Analysis of Variance
Sum of / Mean
Source / Squares / DF / Square / F-ratio / P-value
Shelf / 12.4 / 2 / 6.2 / 5.8 / 0.004
Error / 78.7 / 74 / 1.1
Total / 91.1 / 76
Means and Std. Deviations
Shelf / Standard
Level / n / Mean / Deviation
1 / 20 / 2.65 / 1.46
2 / 21 / 1.90 / 0.99
3 / 36 / 2.86 / 0.72

a)What are the null and alternative hypotheses being tested in the ANOVA

b)What does the ANOVA results say about the null hypothesis? Be sure to report in terms of protein content and shelves.

c)Can we conclude that cereals on shelf 2 have a lower mean protein content than cereals on shelf 3? Can we conclude that cereals on shelf 2 have a lower mean protein content than cereals on shelf 1? What can we conclude?

d)To check for significant differences between the shelf means we can use a Bonferroni test, do so and show all of the pairwise comparisons. What does it say about the questions in part c?

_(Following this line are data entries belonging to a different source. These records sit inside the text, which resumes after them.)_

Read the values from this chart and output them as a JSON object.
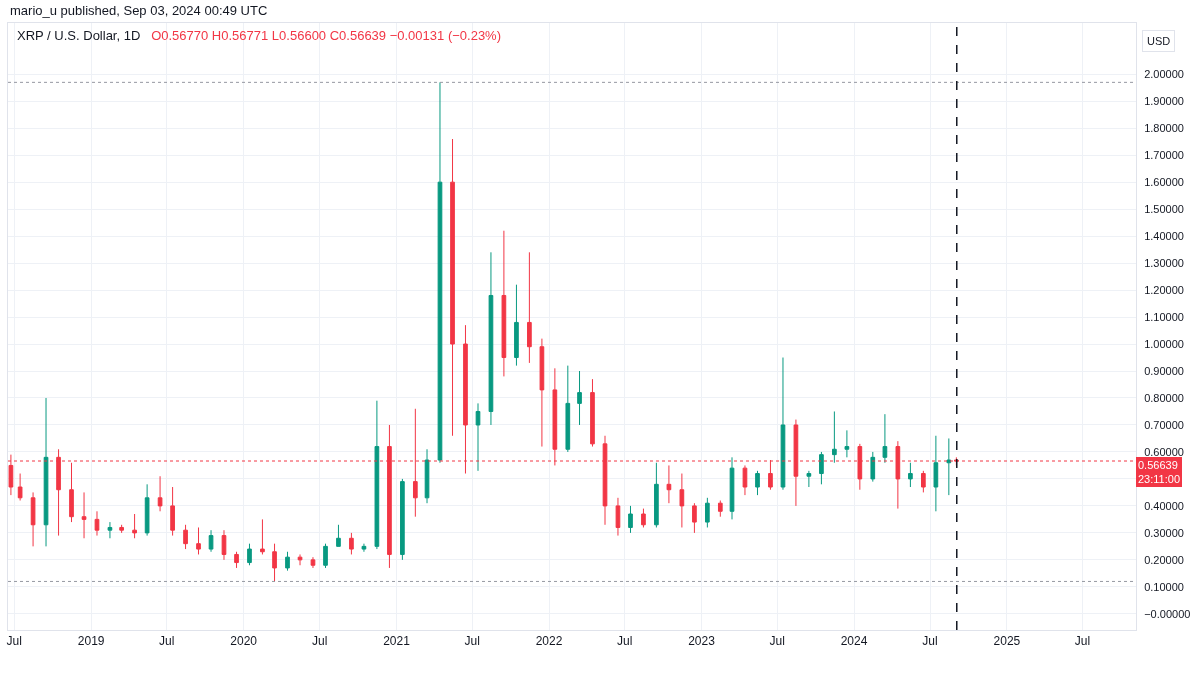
{
  "chart_data": {
    "type": "candlestick",
    "title": "XRP / U.S. Dollar, 1D",
    "subtitle": "O0.56770 H0.56771 L0.56600 C0.56639 −0.00131 (−0.23%)",
    "ylabel": "USD",
    "annotations": [
      "mario_u published, Sep 03, 2024 00:49 UTC"
    ],
    "x": [
      "2018-06-23",
      "2018-07-15",
      "2018-08-15",
      "2018-09-15",
      "2018-10-15",
      "2018-11-15",
      "2018-12-15",
      "2019-01-15",
      "2019-02-15",
      "2019-03-15",
      "2019-04-15",
      "2019-05-15",
      "2019-06-15",
      "2019-07-15",
      "2019-08-15",
      "2019-09-15",
      "2019-10-15",
      "2019-11-15",
      "2019-12-15",
      "2020-01-15",
      "2020-02-15",
      "2020-03-15",
      "2020-04-15",
      "2020-05-15",
      "2020-06-15",
      "2020-07-15",
      "2020-08-15",
      "2020-09-15",
      "2020-10-15",
      "2020-11-15",
      "2020-12-15",
      "2021-01-15",
      "2021-02-15",
      "2021-03-15",
      "2021-04-15",
      "2021-05-15",
      "2021-06-15",
      "2021-07-15",
      "2021-08-15",
      "2021-09-15",
      "2021-10-15",
      "2021-11-15",
      "2021-12-15",
      "2022-01-15",
      "2022-02-15",
      "2022-03-15",
      "2022-04-15",
      "2022-05-15",
      "2022-06-15",
      "2022-07-15",
      "2022-08-15",
      "2022-09-15",
      "2022-10-15",
      "2022-11-15",
      "2022-12-15",
      "2023-01-15",
      "2023-02-15",
      "2023-03-15",
      "2023-04-15",
      "2023-05-15",
      "2023-06-15",
      "2023-07-15",
      "2023-08-15",
      "2023-09-15",
      "2023-10-15",
      "2023-11-15",
      "2023-12-15",
      "2024-01-15",
      "2024-02-15",
      "2024-03-15",
      "2024-04-15",
      "2024-05-15",
      "2024-06-15",
      "2024-07-15",
      "2024-08-15",
      "2024-09-02"
    ],
    "ohlc": [
      [
        0.55,
        0.59,
        0.44,
        0.47
      ],
      [
        0.47,
        0.52,
        0.42,
        0.43
      ],
      [
        0.43,
        0.45,
        0.25,
        0.33
      ],
      [
        0.33,
        0.8,
        0.25,
        0.58
      ],
      [
        0.58,
        0.61,
        0.29,
        0.46
      ],
      [
        0.46,
        0.56,
        0.34,
        0.36
      ],
      [
        0.36,
        0.45,
        0.28,
        0.35
      ],
      [
        0.35,
        0.38,
        0.29,
        0.31
      ],
      [
        0.31,
        0.34,
        0.28,
        0.32
      ],
      [
        0.32,
        0.33,
        0.3,
        0.31
      ],
      [
        0.31,
        0.37,
        0.28,
        0.3
      ],
      [
        0.3,
        0.48,
        0.29,
        0.43
      ],
      [
        0.43,
        0.51,
        0.38,
        0.4
      ],
      [
        0.4,
        0.47,
        0.29,
        0.31
      ],
      [
        0.31,
        0.33,
        0.24,
        0.26
      ],
      [
        0.26,
        0.32,
        0.22,
        0.24
      ],
      [
        0.24,
        0.31,
        0.23,
        0.29
      ],
      [
        0.29,
        0.31,
        0.2,
        0.22
      ],
      [
        0.22,
        0.23,
        0.17,
        0.19
      ],
      [
        0.19,
        0.26,
        0.18,
        0.24
      ],
      [
        0.24,
        0.35,
        0.22,
        0.23
      ],
      [
        0.23,
        0.26,
        0.12,
        0.17
      ],
      [
        0.17,
        0.23,
        0.16,
        0.21
      ],
      [
        0.21,
        0.22,
        0.18,
        0.2
      ],
      [
        0.2,
        0.21,
        0.17,
        0.18
      ],
      [
        0.18,
        0.26,
        0.17,
        0.25
      ],
      [
        0.25,
        0.33,
        0.25,
        0.28
      ],
      [
        0.28,
        0.3,
        0.22,
        0.24
      ],
      [
        0.24,
        0.26,
        0.23,
        0.25
      ],
      [
        0.25,
        0.79,
        0.24,
        0.62
      ],
      [
        0.62,
        0.7,
        0.17,
        0.22
      ],
      [
        0.22,
        0.5,
        0.2,
        0.49
      ],
      [
        0.49,
        0.76,
        0.36,
        0.43
      ],
      [
        0.43,
        0.61,
        0.41,
        0.57
      ],
      [
        0.57,
        1.97,
        0.56,
        1.6
      ],
      [
        1.6,
        1.76,
        0.66,
        1.0
      ],
      [
        1.0,
        1.07,
        0.52,
        0.7
      ],
      [
        0.7,
        0.78,
        0.53,
        0.75
      ],
      [
        0.75,
        1.34,
        0.7,
        1.18
      ],
      [
        1.18,
        1.42,
        0.88,
        0.95
      ],
      [
        0.95,
        1.22,
        0.92,
        1.08
      ],
      [
        1.08,
        1.34,
        0.93,
        0.99
      ],
      [
        0.99,
        1.02,
        0.62,
        0.83
      ],
      [
        0.83,
        0.91,
        0.55,
        0.61
      ],
      [
        0.61,
        0.92,
        0.6,
        0.78
      ],
      [
        0.78,
        0.9,
        0.7,
        0.82
      ],
      [
        0.82,
        0.87,
        0.62,
        0.63
      ],
      [
        0.63,
        0.66,
        0.33,
        0.4
      ],
      [
        0.4,
        0.43,
        0.29,
        0.32
      ],
      [
        0.32,
        0.4,
        0.3,
        0.37
      ],
      [
        0.37,
        0.39,
        0.32,
        0.33
      ],
      [
        0.33,
        0.56,
        0.32,
        0.48
      ],
      [
        0.48,
        0.55,
        0.41,
        0.46
      ],
      [
        0.46,
        0.52,
        0.32,
        0.4
      ],
      [
        0.4,
        0.41,
        0.3,
        0.34
      ],
      [
        0.34,
        0.43,
        0.32,
        0.41
      ],
      [
        0.41,
        0.42,
        0.36,
        0.38
      ],
      [
        0.38,
        0.58,
        0.35,
        0.54
      ],
      [
        0.54,
        0.55,
        0.44,
        0.47
      ],
      [
        0.47,
        0.53,
        0.44,
        0.52
      ],
      [
        0.52,
        0.57,
        0.46,
        0.47
      ],
      [
        0.47,
        0.95,
        0.46,
        0.7
      ],
      [
        0.7,
        0.72,
        0.4,
        0.51
      ],
      [
        0.51,
        0.53,
        0.47,
        0.52
      ],
      [
        0.52,
        0.6,
        0.48,
        0.59
      ],
      [
        0.59,
        0.75,
        0.56,
        0.61
      ],
      [
        0.61,
        0.68,
        0.58,
        0.62
      ],
      [
        0.62,
        0.63,
        0.46,
        0.5
      ],
      [
        0.5,
        0.6,
        0.49,
        0.58
      ],
      [
        0.58,
        0.74,
        0.56,
        0.62
      ],
      [
        0.62,
        0.64,
        0.39,
        0.5
      ],
      [
        0.5,
        0.56,
        0.47,
        0.52
      ],
      [
        0.52,
        0.53,
        0.45,
        0.47
      ],
      [
        0.47,
        0.66,
        0.38,
        0.56
      ],
      [
        0.56,
        0.65,
        0.44,
        0.57
      ],
      [
        0.57,
        0.58,
        0.55,
        0.56639
      ]
    ],
    "colors": [
      "#f23645",
      "#f23645",
      "#f23645",
      "#089981",
      "#f23645",
      "#f23645",
      "#f23645",
      "#f23645",
      "#089981",
      "#f23645",
      "#f23645",
      "#089981",
      "#f23645",
      "#f23645",
      "#f23645",
      "#f23645",
      "#089981",
      "#f23645",
      "#f23645",
      "#089981",
      "#f23645",
      "#f23645",
      "#089981",
      "#f23645",
      "#f23645",
      "#089981",
      "#089981",
      "#f23645",
      "#089981",
      "#089981",
      "#f23645",
      "#089981",
      "#f23645",
      "#089981",
      "#089981",
      "#f23645",
      "#f23645",
      "#089981",
      "#089981",
      "#f23645",
      "#089981",
      "#f23645",
      "#f23645",
      "#f23645",
      "#089981",
      "#089981",
      "#f23645",
      "#f23645",
      "#f23645",
      "#089981",
      "#f23645",
      "#089981",
      "#f23645",
      "#f23645",
      "#f23645",
      "#089981",
      "#f23645",
      "#089981",
      "#f23645",
      "#089981",
      "#f23645",
      "#089981",
      "#f23645",
      "#089981",
      "#089981",
      "#089981",
      "#089981",
      "#f23645",
      "#089981",
      "#089981",
      "#f23645",
      "#089981",
      "#f23645",
      "#089981",
      "#089981",
      "#f23645"
    ],
    "xlim": [
      "2018-06-16",
      "2025-11-06"
    ],
    "xticks": [
      {
        "value": "2018-07-01",
        "label": "Jul"
      },
      {
        "value": "2019-01-01",
        "label": "2019"
      },
      {
        "value": "2019-07-01",
        "label": "Jul"
      },
      {
        "value": "2020-01-01",
        "label": "2020"
      },
      {
        "value": "2020-07-01",
        "label": "Jul"
      },
      {
        "value": "2021-01-01",
        "label": "2021"
      },
      {
        "value": "2021-07-01",
        "label": "Jul"
      },
      {
        "value": "2022-01-01",
        "label": "2022"
      },
      {
        "value": "2022-07-01",
        "label": "Jul"
      },
      {
        "value": "2023-01-01",
        "label": "2023"
      },
      {
        "value": "2023-07-01",
        "label": "Jul"
      },
      {
        "value": "2024-01-01",
        "label": "2024"
      },
      {
        "value": "2024-07-01",
        "label": "Jul"
      },
      {
        "value": "2025-01-01",
        "label": "2025"
      },
      {
        "value": "2025-07-01",
        "label": "Jul"
      }
    ],
    "ylim": [
      -0.06,
      2.19
    ],
    "yticks": [
      {
        "value": 0,
        "label": "−0.00000"
      },
      {
        "value": 0.1,
        "label": "0.10000"
      },
      {
        "value": 0.2,
        "label": "0.20000"
      },
      {
        "value": 0.3,
        "label": "0.30000"
      },
      {
        "value": 0.4,
        "label": "0.40000"
      },
      {
        "value": 0.5,
        "label": null
      },
      {
        "value": 0.6,
        "label": "0.60000"
      },
      {
        "value": 0.7,
        "label": "0.70000"
      },
      {
        "value": 0.8,
        "label": "0.80000"
      },
      {
        "value": 0.9,
        "label": "0.90000"
      },
      {
        "value": 1.0,
        "label": "1.00000"
      },
      {
        "value": 1.1,
        "label": "1.10000"
      },
      {
        "value": 1.2,
        "label": "1.20000"
      },
      {
        "value": 1.3,
        "label": "1.30000"
      },
      {
        "value": 1.4,
        "label": "1.40000"
      },
      {
        "value": 1.5,
        "label": "1.50000"
      },
      {
        "value": 1.6,
        "label": "1.60000"
      },
      {
        "value": 1.7,
        "label": "1.70000"
      },
      {
        "value": 1.8,
        "label": "1.80000"
      },
      {
        "value": 1.9,
        "label": "1.90000"
      },
      {
        "value": 2.0,
        "label": "2.00000"
      }
    ],
    "ref_lines": [
      {
        "axis": "y",
        "value": 1.97,
        "color": "#9598a1",
        "line_style": "dotted"
      },
      {
        "axis": "y",
        "value": 0.12,
        "color": "#9598a1",
        "line_style": "dotted"
      },
      {
        "axis": "y",
        "value": 0.56639,
        "label": "0.56639\n23:11:00",
        "color": "#f23645",
        "line_style": "dotted"
      },
      {
        "axis": "x",
        "value": "2024-09-03",
        "color": "#131722",
        "line_style": "dashed"
      }
    ],
    "grid": true
  }
}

  1. M&M12.38 in 7th edition– this time answer question (f) doing all pair-wise comparisons using the Bonferroni inequality with an overall  = 0.05.
  1. University of Pennsylvania Professor Ted Hershberg uses the results obtained by North Carolina researcher William Sanders in his plans to revamp American Public education. Specifically, he cites Sander’s finding that quality of teachers are the largest factor in students’ performance; that big improvements in student performance are caused by their teacher. Sanders makes this inference by looking at the gain (value-added) in test scores for each student over the year that student was in a specific teacher’s class and adjusts for all other factors by using them as covariates.
  2. What issues would concern you about this inference?
  3. How would you design a study that would allow such inferences?
  4. How close do you think the data-gathering scheme from Sanders’ observational study in Tennessee comes to the ideal case you have described in (b)?